Mia madre lanciò un’occhiata furiosa a Ethan. “Questa è una questione di famiglia.”
“La questione è diventata affar nostro quando hai aggredito la mia fidanzata”, ha detto chiaramente.
Mia madre arrossì, ma non si tirò indietro. “Va bene. Allora dovrebbe sapere con chi si sposa. Lei si ritrova con 60.000 dollari in tasca mentre sua sorella sta affogando. È sempre stata così, calcolatrice.”
La solita storia. Natalie è quella egoista.
Non importava che avessi pagato l’affitto di Chloe due volte, coperto la sua assicurazione auto per un anno, fatto da garante per un contratto di cui mi ero pentita. Quei sacrifici sono svaniti nel momento in cui ho rifiutato di nuovo.
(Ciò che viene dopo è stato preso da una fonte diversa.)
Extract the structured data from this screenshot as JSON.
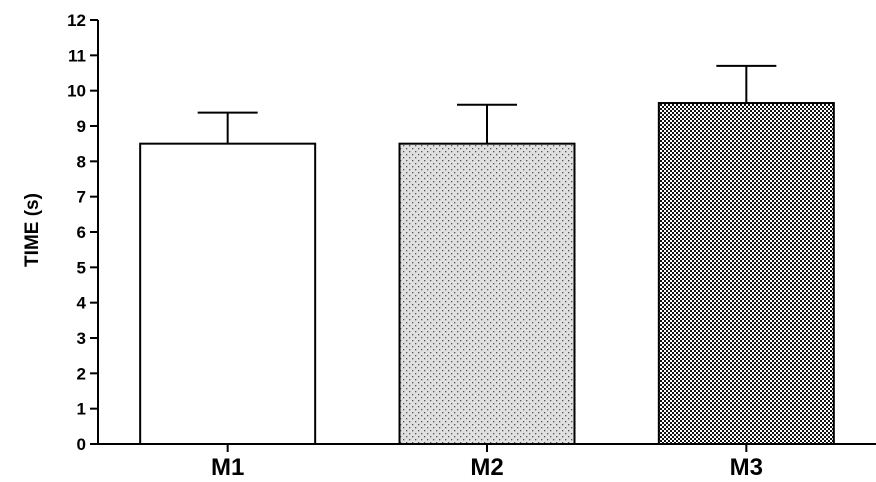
{
  "chart_data": {
    "type": "bar",
    "title": "",
    "xlabel": "",
    "ylabel": "TIME (s)",
    "categories": [
      "M1",
      "M2",
      "M3"
    ],
    "values": [
      8.5,
      8.5,
      9.65
    ],
    "error_upper": [
      9.38,
      9.6,
      10.7
    ],
    "ylim": [
      0,
      12
    ],
    "yticks": [
      0,
      1,
      2,
      3,
      4,
      5,
      6,
      7,
      8,
      9,
      10,
      11,
      12
    ],
    "ytick_labels": [
      "0",
      "1",
      "2",
      "3",
      "4",
      "5",
      "6",
      "7",
      "8",
      "9",
      "10",
      "11",
      "12"
    ],
    "fills": [
      "white",
      "fine-dot",
      "checker"
    ],
    "grid": false,
    "legend": "none"
  }
}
Ma questa volta non avevo intenzione di difendermi.
Perché avevo già ottenuto i fondi necessari.
Quella mattina, prima della festa, avevo trasferito l’intero fondo in un trust protetto, con me come unico beneficiario. Per accedervi erano necessarie due firme: la mia e quella di un avvocato.
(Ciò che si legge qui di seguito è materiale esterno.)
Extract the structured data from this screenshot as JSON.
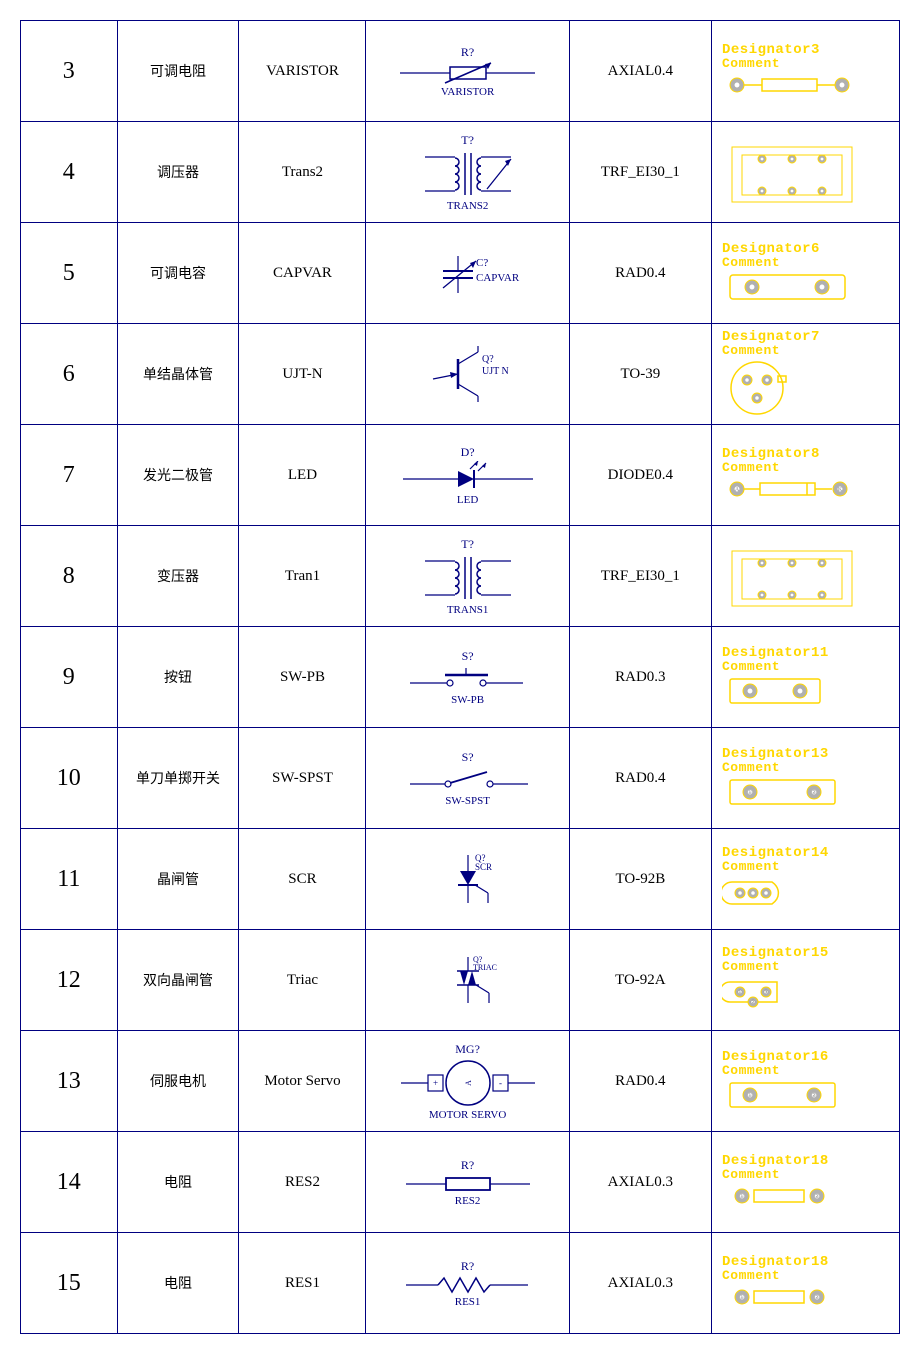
{
  "colors": {
    "border": "#000080",
    "schematic": "#000080",
    "footprint": "#ffd700",
    "pad_gray": "#b0b0b0",
    "pad_stroke": "#ffd700"
  },
  "rows": [
    {
      "num": "3",
      "cn": "可调电阻",
      "lib": "VARISTOR",
      "sym_top": "R?",
      "sym_bot": "VARISTOR",
      "sym_type": "varistor",
      "fp": "AXIAL0.4",
      "fp_des": "Designator3",
      "fp_com": "Comment",
      "fp_type": "axial"
    },
    {
      "num": "4",
      "cn": "调压器",
      "lib": "Trans2",
      "sym_top": "T?",
      "sym_bot": "TRANS2",
      "sym_type": "trans2",
      "fp": "TRF_EI30_1",
      "fp_des": "",
      "fp_com": "",
      "fp_type": "trf"
    },
    {
      "num": "5",
      "cn": "可调电容",
      "lib": "CAPVAR",
      "sym_top": "",
      "sym_bot": "",
      "sym_ref": "C?",
      "sym_lbl": "CAPVAR",
      "sym_type": "capvar",
      "fp": "RAD0.4",
      "fp_des": "Designator6",
      "fp_com": "Comment",
      "fp_type": "rad04"
    },
    {
      "num": "6",
      "cn": "单结晶体管",
      "lib": "UJT-N",
      "sym_top": "",
      "sym_bot": "",
      "sym_ref": "Q?",
      "sym_lbl": "UJT N",
      "sym_type": "ujt",
      "fp": "TO-39",
      "fp_des": "Designator7",
      "fp_com": "Comment",
      "fp_type": "to39"
    },
    {
      "num": "7",
      "cn": "发光二极管",
      "lib": "LED",
      "sym_top": "D?",
      "sym_bot": "LED",
      "sym_type": "led",
      "fp": "DIODE0.4",
      "fp_des": "Designator8",
      "fp_com": "Comment",
      "fp_type": "diode04"
    },
    {
      "num": "8",
      "cn": "变压器",
      "lib": "Tran1",
      "sym_top": "T?",
      "sym_bot": "TRANS1",
      "sym_type": "trans1",
      "fp": "TRF_EI30_1",
      "fp_des": "",
      "fp_com": "",
      "fp_type": "trf"
    },
    {
      "num": "9",
      "cn": "按钮",
      "lib": "SW-PB",
      "sym_top": "S?",
      "sym_bot": "SW-PB",
      "sym_type": "swpb",
      "fp": "RAD0.3",
      "fp_des": "Designator11",
      "fp_com": "Comment",
      "fp_type": "rad03"
    },
    {
      "num": "10",
      "cn": "单刀单掷开关",
      "lib": "SW-SPST",
      "sym_top": "S?",
      "sym_bot": "SW-SPST",
      "sym_type": "spst",
      "fp": "RAD0.4",
      "fp_des": "Designator13",
      "fp_com": "Comment",
      "fp_type": "rad04n"
    },
    {
      "num": "11",
      "cn": "晶闸管",
      "lib": "SCR",
      "sym_top": "",
      "sym_bot": "",
      "sym_ref": "Q?",
      "sym_lbl": "SCR",
      "sym_type": "scr",
      "fp": "TO-92B",
      "fp_des": "Designator14",
      "fp_com": "Comment",
      "fp_type": "to92b"
    },
    {
      "num": "12",
      "cn": "双向晶闸管",
      "lib": "Triac",
      "sym_top": "",
      "sym_bot": "",
      "sym_ref": "Q?",
      "sym_lbl": "TRIAC",
      "sym_type": "triac",
      "fp": "TO-92A",
      "fp_des": "Designator15",
      "fp_com": "Comment",
      "fp_type": "to92a"
    },
    {
      "num": "13",
      "cn": "伺服电机",
      "lib": "Motor Servo",
      "sym_top": "MG?",
      "sym_bot": "MOTOR SERVO",
      "sym_type": "motor",
      "fp": "RAD0.4",
      "fp_des": "Designator16",
      "fp_com": "Comment",
      "fp_type": "rad04n"
    },
    {
      "num": "14",
      "cn": "电阻",
      "lib": "RES2",
      "sym_top": "R?",
      "sym_bot": "RES2",
      "sym_type": "res2",
      "fp": "AXIAL0.3",
      "fp_des": "Designator18",
      "fp_com": "Comment",
      "fp_type": "axial03"
    },
    {
      "num": "15",
      "cn": "电阻",
      "lib": "RES1",
      "sym_top": "R?",
      "sym_bot": "RES1",
      "sym_type": "res1",
      "fp": "AXIAL0.3",
      "fp_des": "Designator18",
      "fp_com": "Comment",
      "fp_type": "axial03"
    }
  ]
}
Avevo inoltre presentato una denuncia formale sui precedenti “prestiti” a Chloe, documentata, autenticata da un notaio e inviata al nostro commercialista di famiglia.
Se mia madre voleva infangare il mio nome, stava per scoprire quanto a lungo quei vecchi favori finanziari non avrebbero resistito alla luce del sole.
Quindi, quando lei se ne stava lì aspettando che io cedessi, che mi scusassi, che cedessi—
Ho semplicemente sorriso.
Perché lei pensava ancora che si trattasse di controllo.
E non si era resa conto di averlo già perso.
Inspirai lentamente e feci in modo che tutti vedessero che le mie mani non tremavano.
«Non ho freddo», dissi con tono pacato. «Non mi faccio più ricattare.»
Gli occhi di mia madre si spalancarono. “Ricattata?”